The National Alliance on Mental Illness website suggests that some people can actually experience seasonal affective disorder (SAD) during the summer. SAD is characterized by depressive episodes that occur during certain times of the year (typically during the winter). In the case of seasonal affective disorder that is experienced during the summer, symptoms tend to be weight loss, minimal appetite, anxiety, irritability, and insomnia. Heat and humidity could worsen this “reverse SAD,” according to the website. Some adults with bipolar disorder are more likely to experience the mania part during spring and summer as well, he said.
William Oswald, the CEO and director of Summit Malibu, a behavioral and addiction treatment center in California, said in an email that all types of mental health issues can occur more often during the summer, such as agoraphobia, addictions and compulsions, as well as the more common depression and seasonal affective disorder.
“When people have a purpose, or curriculum in this case, their minds stay occupied, and boredom is not as prevalent of an issue,” Oswald said. “When they go from being extremely busy to having nothing to do, oftentimes this boredom results in mild, or in some cases severe, forms of depression. Once untreated, depression sets in, people (teens and college students especially) end up self-medicating with drugs or alcohol as a means to simply feel better. This is true of seasonal affective disorder as well—some may not want to be outside, and in turn isolate, resulting in isolative behaviors and a depressive state.”
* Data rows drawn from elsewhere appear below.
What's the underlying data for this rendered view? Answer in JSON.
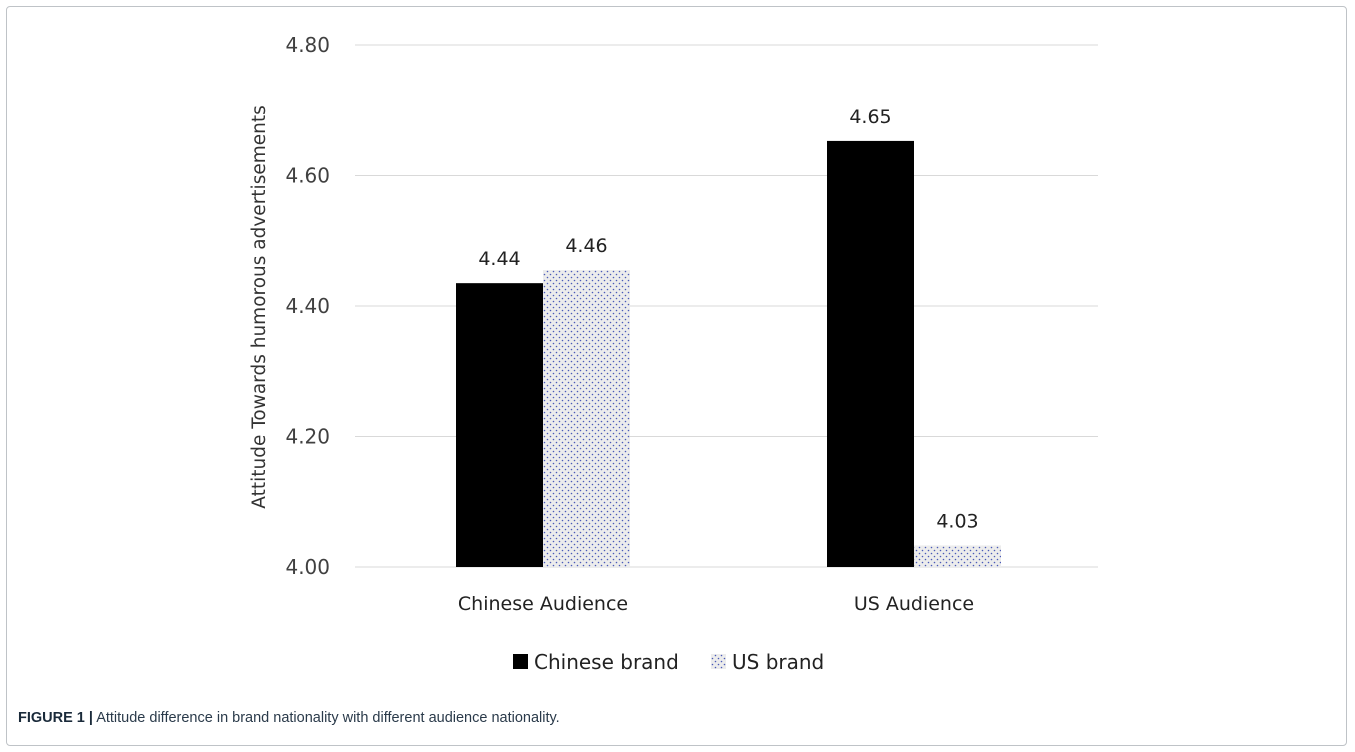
{
  "chart_data": {
    "type": "bar",
    "categories": [
      "Chinese Audience",
      "US Audience"
    ],
    "series": [
      {
        "name": "Chinese brand",
        "values": [
          4.44,
          4.65
        ],
        "color": "#000000"
      },
      {
        "name": "US brand",
        "values": [
          4.46,
          4.03
        ],
        "color": "#ececec",
        "pattern": "blue-dots"
      }
    ],
    "data_labels": [
      [
        "4.44",
        "4.65"
      ],
      [
        "4.46",
        "4.03"
      ]
    ],
    "value_scale": [
      [
        4.435,
        4.653
      ],
      [
        4.455,
        4.033
      ]
    ],
    "ylabel": "Attitude Towards humorous advertisements",
    "ylim": [
      4.0,
      4.8
    ],
    "yticks": [
      "4.00",
      "4.20",
      "4.40",
      "4.60",
      "4.80"
    ],
    "grid": true,
    "legend": "bottom-center"
  },
  "caption": {
    "label": "FIGURE 1 |",
    "text": " Attitude difference in brand nationality with different audience nationality."
  }
}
Oswald has specific preventative tips for each age group during the summer:
Children: “Setting play dates with other kids or sending them to a day-care program where they do outside activities can keep their minds occupied and also help with socialization. This is key to preventing isolating behaviors later on in life.”
Teens: “Having a part-time summer job is the most important thing they can do to protect their mental health. They will learn the importance of a work ethic, earn money (which they can then spend on fun activities), and [prevent] boredom—the number one offender during summer breaks.”
College students: “Having an internship or continuing to work on their educational goals will keep them focused and driven, preventing depression and other detrimental behaviors associated with the disorder.”
Unfortunately, these suggestions will not always work, and in that case it’s best to seek a mental health professional to keep any mental health issues from worsening.
For adults, it can be unfortunate to be stuck inside working when the weather is gorgeous (at least in some places). This can be just another trigger for depression and other mental illnesses like substance-related disorders. “Adults need to utilize their vacation days properly so they have something to look forward to and get to experience summertime weather on days other than the weekend,” Oswald said. “Making time for outdoor activities on the weekend and starting an exercise program will keep one’s mood elevated.”